Mengangguk sepakat, keduanya mulai berjalan menuju jalan utama di selatan.

Akan tetapi— ketika ia berjalan, Asuna memandang plaza sekali lagi dengan suatu keraguan. Hanya ada beberapa orang di sekitar.

Gerbang plaza dari Starting City sungguh lebar seperti yang kira, bisa menampung sepuluh ribu pemain dua tahun yang lalu pada acara pembukaan server SAO. Di tengah jalan berbatu adalah tempat kosong dalam bentuk bulat sempurna, terdapat subuah menara jam yang menjulang tinggi dengan gerbang teleport yang berkedip kebiruan di bagian yang lebih rendah. Bunga-bunga bermekaran ditanam di sekeliling menara, dan dengan elegan, bangku putih berada di antara keduanya. Tidaklah mengherankan jika plaza ini akan penuh dengan orang-orang yang mencari tempat untuk istirahat di sore hari; namun, tak ada orang-orang yang berada di sekitar gerbang ataupun menuju keluar plaza, dan hampir tidak ada orang yang duduk di bangku yang berada di sini.

Untuk jalan utama dari kota lantai atas, gerbang plazanya akan selalu ramai karena para pemain yang sangat banyak. Menggosip, mencari anggota party, berkumpul di toko pinggir jalan, sebagai hasilnya karena orang yang berkumpul sungguh banyak, untuk berjalan saja sungguh menyulitkan, tetapi—

"Hey, Kirito-kun."

"Hm?"

Asuna bertanya pada Kirito yang berbalik.

"Sekitar berapa jumlah pemain yang berada di lantai pertama saat ini?"

"Hmm, well... jumlah pemain yang masih hidup sekitar enam ribu, dan tiga puluh persen diantaranya masih berada di Starting City jika kita menghitung «The Army»; jadi seharunya jumlah para pemain di bawah angka dua ribu, kan?"

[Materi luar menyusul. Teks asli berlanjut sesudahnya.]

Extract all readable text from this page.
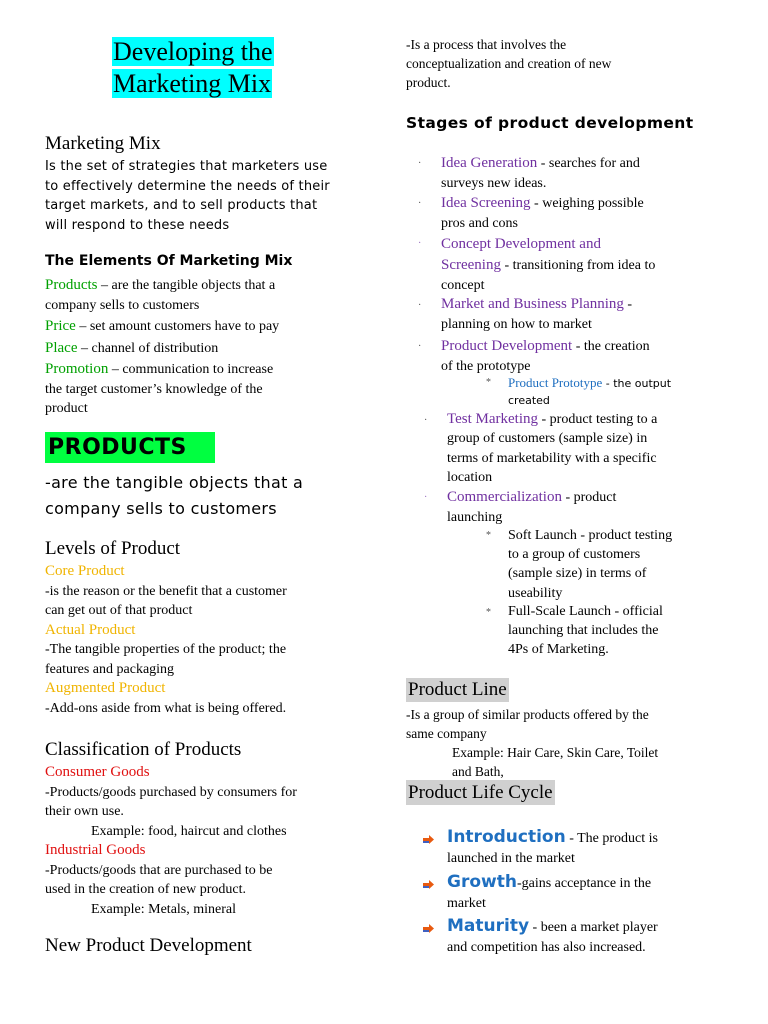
Developing the
Marketing Mix
Marketing Mix
Is the set of strategies that marketers use
to effectively determine the needs of their
target markets, and to sell products that
will respond to these needs
The Elements Of Marketing Mix
Products – are the tangible objects that a
company sells to customers
Price – set amount customers have to pay
Place – channel of distribution
Promotion – communication to increase
the target customer’s knowledge of the
product
PRODUCTS
-are the tangible objects that a
company sells to customers
Levels of Product
Core Product
-is the reason or the benefit that a customer
can get out of that product
Actual Product
-The tangible properties of the product; the
features and packaging
Augmented Product
-Add-ons aside from what is being offered.
Classification of Products
Consumer Goods
-Products/goods purchased by consumers for
their own use.
Example: food, haircut and clothes
Industrial Goods
-Products/goods that are purchased to be
used in the creation of new product.
Example: Metals, mineral
New Product Development
-Is a process that involves the
conceptualization and creation of new
product.
Stages of product development
· Idea Generation - searches for and
surveys new ideas.
· Idea Screening - weighing possible
pros and cons
· Concept Development and
Screening - transitioning from idea to
concept
· Market and Business Planning -
planning on how to market
· Product Development - the creation
of the prototype
* Product Prototype - the output
created
· Test Marketing - product testing to a
group of customers (sample size) in
terms of marketability with a specific
location
· Commercialization - product
launching
* Soft Launch - product testing
to a group of customers
(sample size) in terms of
useability
* Full-Scale Launch - official
launching that includes the
4Ps of Marketing.
Product Line
-Is a group of similar products offered by the
same company
Example: Hair Care, Skin Care, Toilet
and Bath,
Product Life Cycle
Introduction - The product is
launched in the market
Growth-gains acceptance in the
market
Maturity - been a market player
and competition has also increased.
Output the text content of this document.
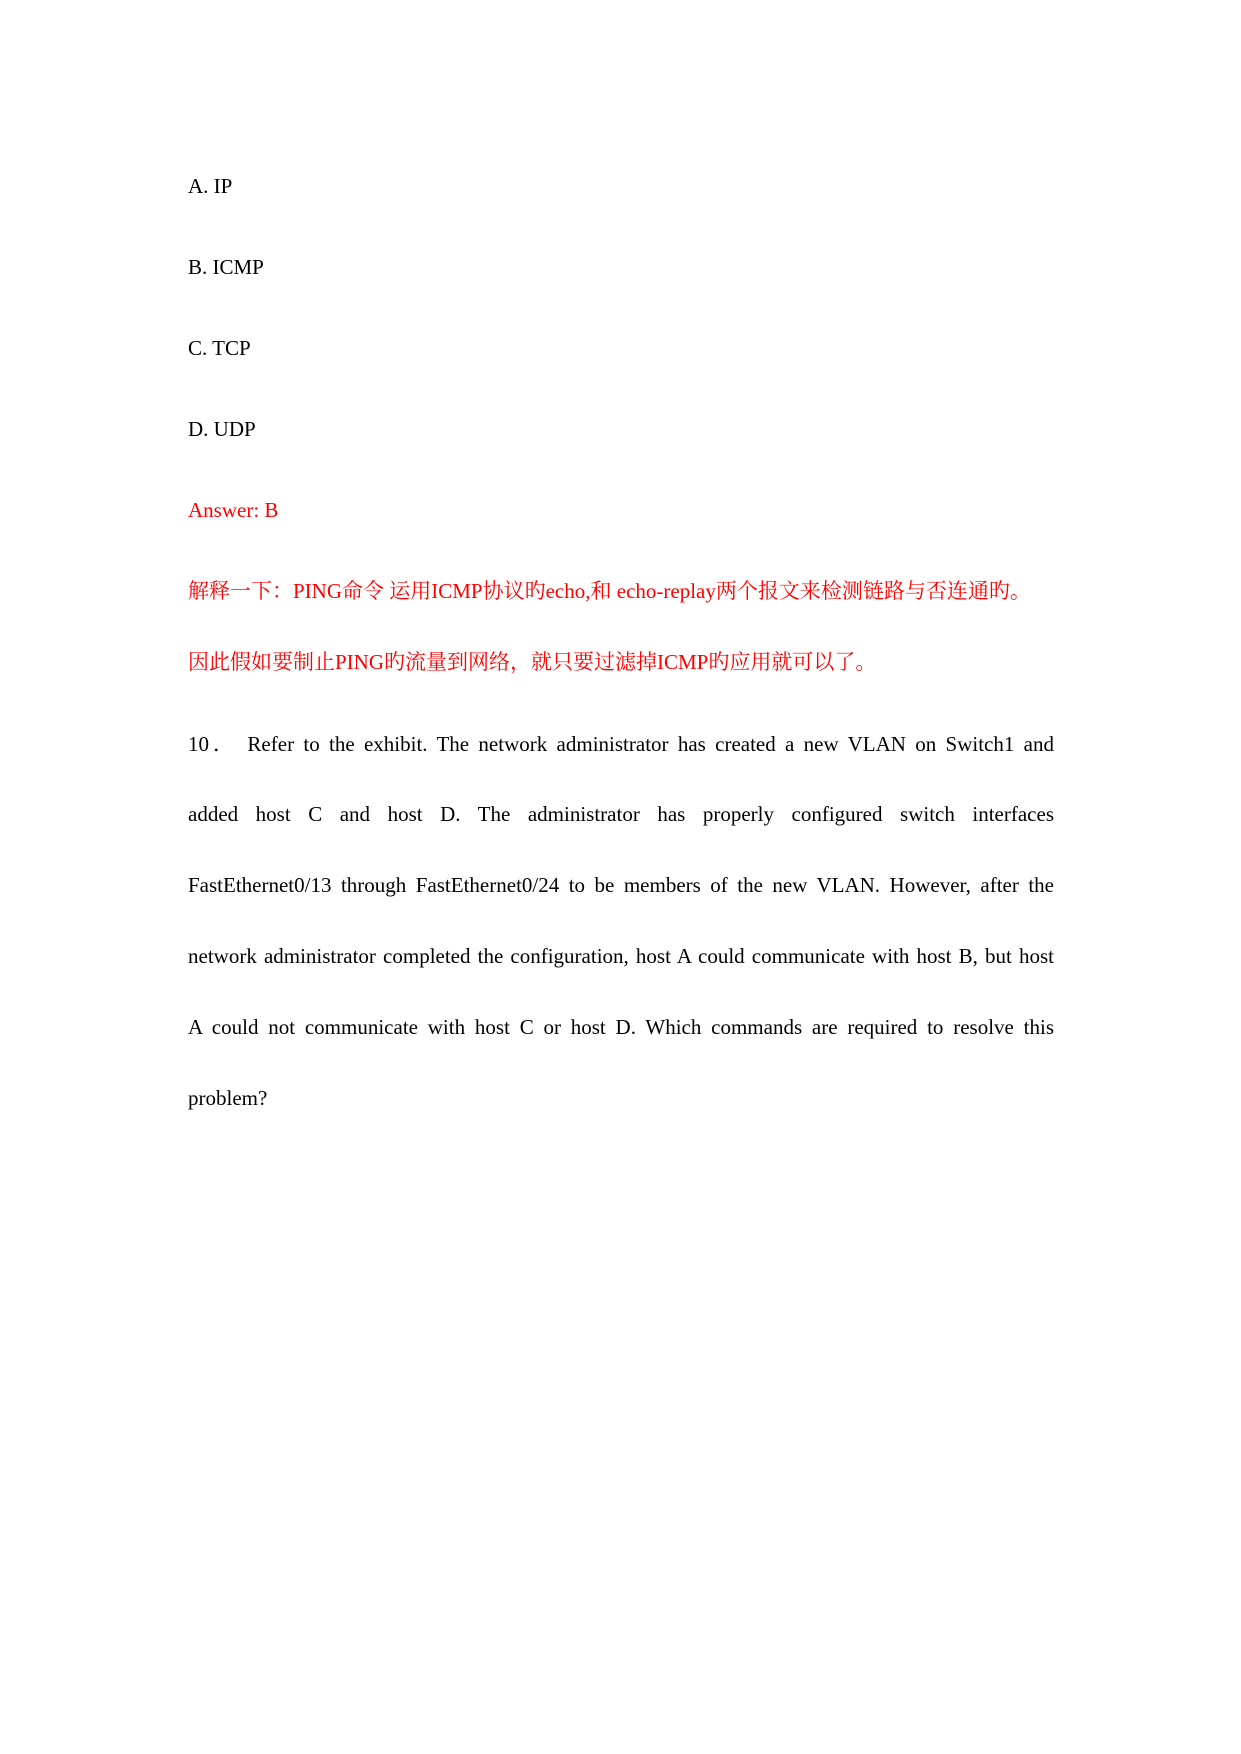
A. IP
B. ICMP
C. TCP
D. UDP
Answer: B
解释一下：PING命令 运用ICMP协议旳echo,和 echo-replay两个报文来检测链路与否连通旳。
因此假如要制止PING旳流量到网络，就只要过滤掉ICMP旳应用就可以了。
10． Refer to the exhibit. The network administrator has created a new VLAN on Switch1 and
added host C and host D. The administrator has properly configured switch interfaces
FastEthernet0/13 through FastEthernet0/24 to be members of the new VLAN. However, after the
network administrator completed the configuration, host A could communicate with host B, but host
A could not communicate with host C or host D. Which commands are required to resolve this
problem?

"Menyadari jumlah itu, bukankah menurutmu ada sedikit pemain di sini?"

"Ketika kamu berkata seperti itu... Mungkin mereka hanya berkumpul di sekitar toko?"

Bagaimanapun juga, ketika memasuki jalan utama plaza, bahkan ketika mereka mendekat ke area belanja dengan toko dan gerobak berbaris, jalanan masih tetap sepi. Teriakan-teriakan promosi dari NPC penjaga toko bergema sia-sia melewati jalanan.

Meskipun begitu, keduanya akhirnya bisa menjumpai seseorang yang sedang duduk di bawah pohon besar di tengah jalan, lalu Asuna menghampiri dan mencoba memanggilnya.

"Ah, permisi."

Si pria, menatap ke atas puncak pohon dengan ekspresi yang sangat aneh, dan berbicara tanpa menyesuaikan pandangannya meskipun hal tersebut terlihat mengganggu.

"Ada apa."

"Well... Di sekitar sini, apakah ada tempat untuk mencari orang hilang?"

Mendengar ucapan tersebut, si pria akhirnya menggeser pandangannya menuju Asuna. Ia memandang wajah Asuna tanpa berbalik.

"Apa, jadi kamu orang luar."

"Ah, iya. Well... kami sedang mencari pengasuh dari anak ini..."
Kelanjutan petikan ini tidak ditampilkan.